CS: Totally. Thinking about the future and goals, what are you working on right now?
DD: Well, right now I have a novella out on submission with some presses– so fingers crossed for me on that front. I have one novella actually published already with the Texas Review Press. It won the Clay Reynolds Novella Prize. Here’s a plug: You can get it wherever books are sold. So I like that form too. It’s like flash fiction for novels because it’s just a short novel and you can really play with form and experiment. So, I have another one out on submission right now. It also has magic in it like mermaids, and fungus, and all kinds of crazy mushrooms, and stuff. And it’s about going through fertility treatments, and why you would want to create a family at the end of the world, because everyone’s very concerned about climate change. Like, I can’t go outside today in Baltimore because there are fires happening in Canada and there’s a code red air pollution warning, so I can’t leave the house today. And everyone’s like, ‘well, why would you have a baby if the world is burning down?’ And I wrote a novella to try to answer that question using the metaphors of magic and different speculative elements that I always use when I’m writing.
CS: Very nice. Alright, well, thank you so much. That concludes our interview.
DD: Excellent.
CS: Anything else we should know about how to find this chapbook or where to find more of your writing? How do we connect with you?

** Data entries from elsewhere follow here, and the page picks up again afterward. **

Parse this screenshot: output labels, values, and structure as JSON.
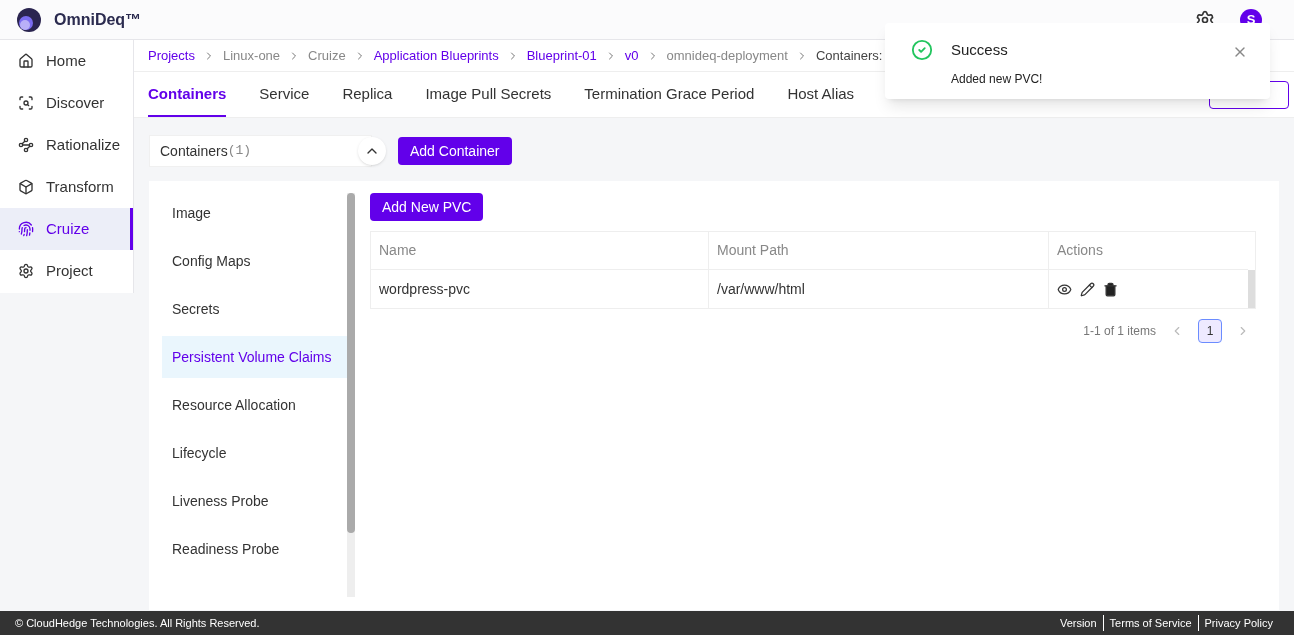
{
  "app": {
    "name": "OmniDeq™",
    "avatar": "S"
  },
  "sidebar": {
    "items": [
      {
        "label": "Home",
        "selected": false
      },
      {
        "label": "Discover",
        "selected": false
      },
      {
        "label": "Rationalize",
        "selected": false
      },
      {
        "label": "Transform",
        "selected": false
      },
      {
        "label": "Cruize",
        "selected": true
      },
      {
        "label": "Project",
        "selected": false
      }
    ]
  },
  "breadcrumb": [
    {
      "label": "Projects",
      "link": true
    },
    {
      "label": "Linux-one",
      "link": false
    },
    {
      "label": "Cruize",
      "link": false
    },
    {
      "label": "Application Blueprints",
      "link": true
    },
    {
      "label": "Blueprint-01",
      "link": true
    },
    {
      "label": "v0",
      "link": true
    },
    {
      "label": "omnideq-deployment",
      "link": false
    },
    {
      "label": "Containers:",
      "link": false
    }
  ],
  "tabs": [
    {
      "label": "Containers",
      "selected": true
    },
    {
      "label": "Service",
      "selected": false
    },
    {
      "label": "Replica",
      "selected": false
    },
    {
      "label": "Image Pull Secrets",
      "selected": false
    },
    {
      "label": "Termination Grace Period",
      "selected": false
    },
    {
      "label": "Host Alias",
      "selected": false
    }
  ],
  "containers": {
    "label": "Containers",
    "count": "(1)",
    "expanded": true,
    "add_button": "Add Container"
  },
  "section_menu": [
    {
      "label": "Image",
      "selected": false
    },
    {
      "label": "Config Maps",
      "selected": false
    },
    {
      "label": "Secrets",
      "selected": false
    },
    {
      "label": "Persistent Volume Claims",
      "selected": true
    },
    {
      "label": "Resource Allocation",
      "selected": false
    },
    {
      "label": "Lifecycle",
      "selected": false
    },
    {
      "label": "Liveness Probe",
      "selected": false
    },
    {
      "label": "Readiness Probe",
      "selected": false
    }
  ],
  "pvc": {
    "add_button": "Add New PVC",
    "columns": [
      "Name",
      "Mount Path",
      "Actions"
    ],
    "rows": [
      {
        "name": "wordpress-pvc",
        "mount_path": "/var/www/html"
      }
    ],
    "pagination": {
      "summary": "1-1 of 1 items",
      "pages": [
        {
          "label": "1",
          "selected": true
        }
      ]
    }
  },
  "toast": {
    "title": "Success",
    "message": "Added new PVC!"
  },
  "footer": {
    "copyright": "© CloudHedge Technologies. All Rights Reserved.",
    "links": [
      "Version",
      "Terms of Service",
      "Privacy Policy"
    ]
  }
}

DD: Yeah, absolutely. I have a website that’s just deirdredanklin.com which is my name.com because I’m the only Deirdre Danklin in the world. So you can find me there. I’m also on Twitter, but Twitter is, like, on fire at the moment – like a total hellscape – it’s @DanklinDeirdre. If you figure out where we’re all going, because Twitter is sinking, let me know because right now everybody’s like signing up for all these different social medias. And I’m like, I just don’t have time to sign up for twelve. So if you figure out where we’re going, let me know and I will sign up.
CS: Yeah, I have similar questions, just trying to ride it out.
DD: Yes.
CS: Alright, thank you so much!
DD: Thank you. I really appreciate you taking the time to interview me, it was great.